Росс непобедимый... | страница 20
– Покажи грамоту, – тихо сказал Феодосий. Повертел ее, поднес к очам, посмотрел на свет свечи и, вздохнув, вымолвил: – Бумага не гербовая, слова реченые не так пишутся…
Мужик снова налился темнотой.
– Веровать надобно императрице. Пошто не видишь гладу, мору, насилия? Пошто богом не коришь лихоимцев?
Батюшка подергал бороду, насупился, помолчал и спросил гостя:
– Что хочешь?
– В Польшу пусть бегут, там паны лихо меж собой дерутся. Мужику легче. Тыщи уже там со всех губерний.
– А ведомо тебе, что за твои подговоры назначена триста рублей награда, что войско генерала Маслова пошло к границе Польши и Литвы для забирания разбойников и беглых?
– То мне ведомо. Но зло растет, а я не токмо по собственному умыслу здесь, а просили меня многих селян отцы и деды, да божья воля, во сне явившаяся. Всех, кто хочет от лихоимства уйти, через два дня у Анисьина креста жду, тайной тропой поведу к воле, свету.
От слов фитилек метался, ну а темный мужик Гаврила то увеличивался в простенке, то растворялся в сумерках избы.
– И ты, – обратился он к Николке, – ежели правду по-взаправдашнему любишь, с нами идем. А я к соседям пошел… Жду.
Феодосий молчал долго после его ухода, а потом молвил:
– Негоже это, Никола, но ты слова никому не говори. Твоя голова еще молодая, ей рано с плеч лететь. А я поведаю мужикам про него. Ступай.
Утром село собралось у церкви. Но не для того, о чем думал Николка. Приехал приказной да пятеро солдат.
– Пошто держите? – робко спросил не выступающий из толпы мужичок.
– В рекруты сегодня будем отбирать, – отвечал седой, с изрытым оспой лицом приказной.
Толпа шевельнулась с тихим шумом: «Как в рекруты?» Все знали, что уже отплакали плакальщицы, отрыдали матери, выпили браги отцы ранней весной, отправляя сыновей в пожизненную солдатчину, из которой никто почти и не возвращался домой.
– От вашей деревни, – громко сказал он, – идут Ивашка Алексеев, Николка Парамонов, Емелька Петров…
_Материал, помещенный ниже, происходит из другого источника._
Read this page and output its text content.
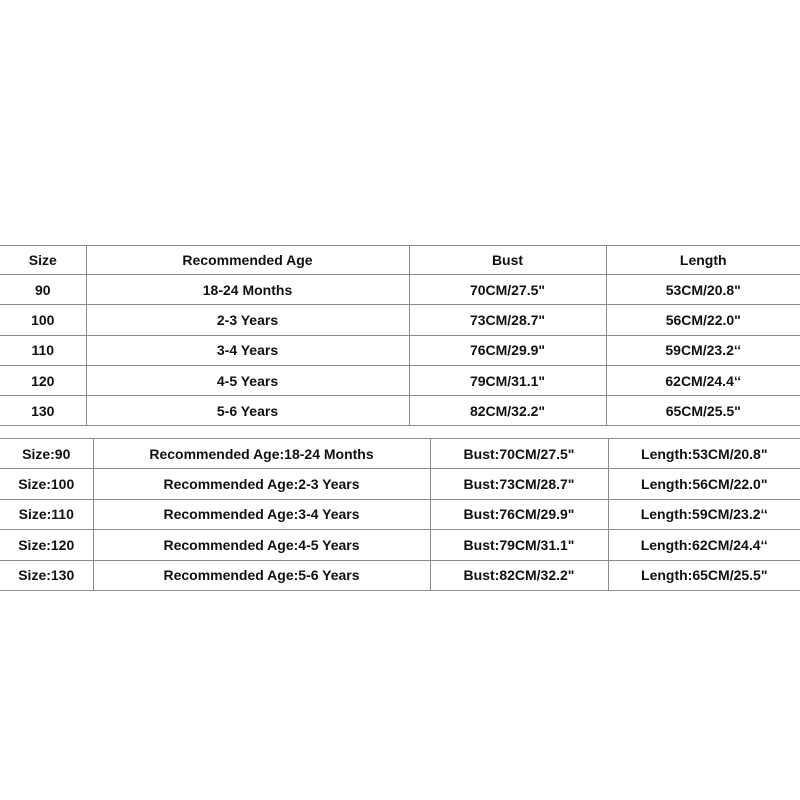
Size	Recommended Age	Bust	Length
90	18-24 Months	70CM/27.5"	53CM/20.8"
100	2-3 Years	73CM/28.7"	56CM/22.0"
110	3-4 Years	76CM/29.9"	59CM/23.2‘‘
120	4-5 Years	79CM/31.1"	62CM/24.4‘‘
130	5-6 Years	82CM/32.2"	65CM/25.5"
Size:90	Recommended Age:18-24 Months	Bust:70CM/27.5"	Length:53CM/20.8"
Size:100	Recommended Age:2-3 Years	Bust:73CM/28.7"	Length:56CM/22.0"
Size:110	Recommended Age:3-4 Years	Bust:76CM/29.9"	Length:59CM/23.2‘‘
Size:120	Recommended Age:4-5 Years	Bust:79CM/31.1"	Length:62CM/24.4‘‘
Size:130	Recommended Age:5-6 Years	Bust:82CM/32.2"	Length:65CM/25.5"
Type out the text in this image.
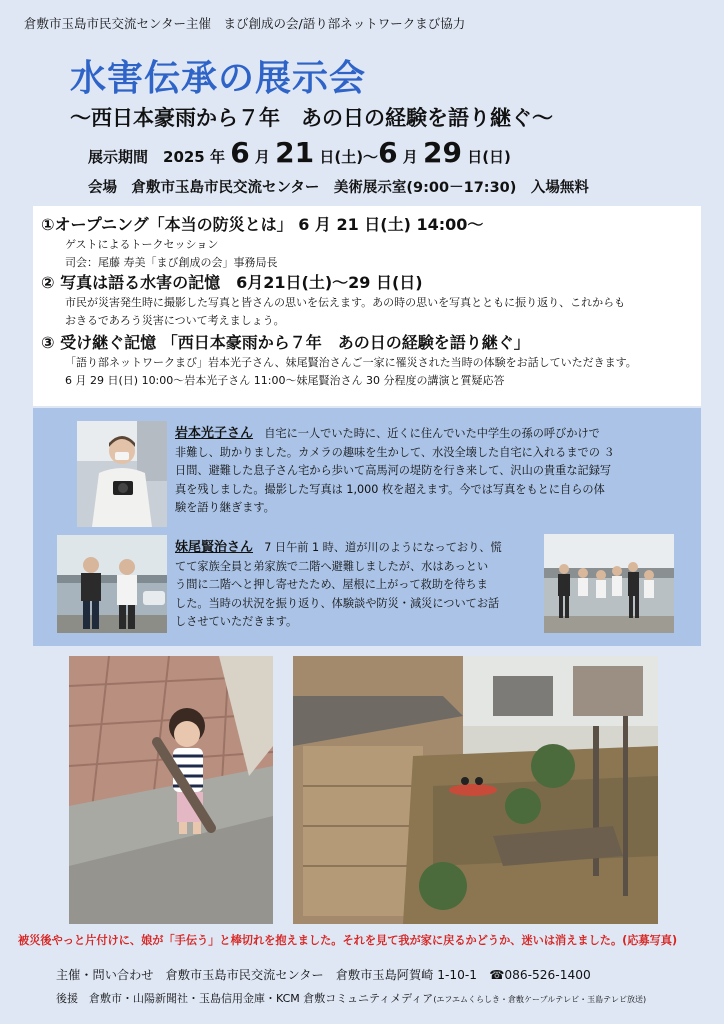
倉敷市玉島市民交流センター主催　まび創成の会/語り部ネットワークまび協力
水害伝承の展示会
〜西日本豪雨から７年　あの日の経験を語り継ぐ〜
展示期間　2025 年 6 月 21 日(土)〜6 月 29 日(日)
会場　倉敷市玉島市民交流センター　美術展示室(9:00－17:30)　入場無料
①オープニング「本当の防災とは」 6 月 21 日(土) 14:00〜
ゲストによるトークセッション
司会：尾藤 寿美「まび創成の会」事務局長
② 写真は語る水害の記憶　6月21日(土)〜29 日(日)
市民が災害発生時に撮影した写真と皆さんの思いを伝えます。あの時の思いを写真とともに振り返り、これからも
おきるであろう災害について考えましょう。
③ 受け継ぐ記憶 「西日本豪雨から７年　あの日の経験を語り継ぐ」
「語り部ネットワークまび」岩本光子さん、妹尾賢治さんご一家に罹災された当時の体験をお話していただきます。
6 月 29 日(日) 10:00〜岩本光子さん 11:00〜妹尾賢治さん 30 分程度の講演と質疑応答
岩本光子さん　自宅に一人でいた時に、近くに住んでいた中学生の孫の呼びかけで
非難し、助かりました。カメラの趣味を生かして、水没全壊した自宅に入れるまでの ３
日間、避難した息子さん宅から歩いて高馬河の堤防を行き来して、沢山の貴重な記録写
真を残しました。撮影した写真は 1,000 枚を超えます。今では写真をもとに自らの体
験を語り継ぎます。
妹尾賢治さん　7 日午前 1 時、道が川のようになっており、慌
てて家族全員と弟家族で二階へ避難しましたが、水はあっとい
う間に二階へと押し寄せたため、屋根に上がって救助を待ちま
した。当時の状況を振り返り、体験談や防災・減災についてお話
しさせていただきます。
被災後やっと片付けに、娘が「手伝う」と棒切れを抱えました。それを見て我が家に戻るかどうか、迷いは消えました。(応募写真)
主催・問い合わせ　倉敷市玉島市民交流センター　倉敷市玉島阿賀崎 1-10-1　☎086-526-1400
後援　倉敷市・山陽新聞社・玉島信用金庫・KCM 倉敷コミュニティメディア(エフエムくらしき・倉敷ケーブルテレビ・玉島テレビ放送)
Николка увидел, как шагнул отец к крыльцу, что-то стал говорить, развернул тряпицу. На что приказной презрительно хмыкнул:
– Поговори, поговори – а то и самого забреем… Вещи собрать к полудню, выезжаем.
Толпа упорно молчала, большинство крестьян тихо радовались, что не с их двора, и медленно отделялись от горемык.
Мать встретила дома Николку рыданьями. Отец, опустив руки на колени, сказал:
– Погибель нам теперь дома, Николка, а тебе смерть. Послухай на этот раз твоего Феодосия, беги к ляхам, а мы уже тут погибать будем.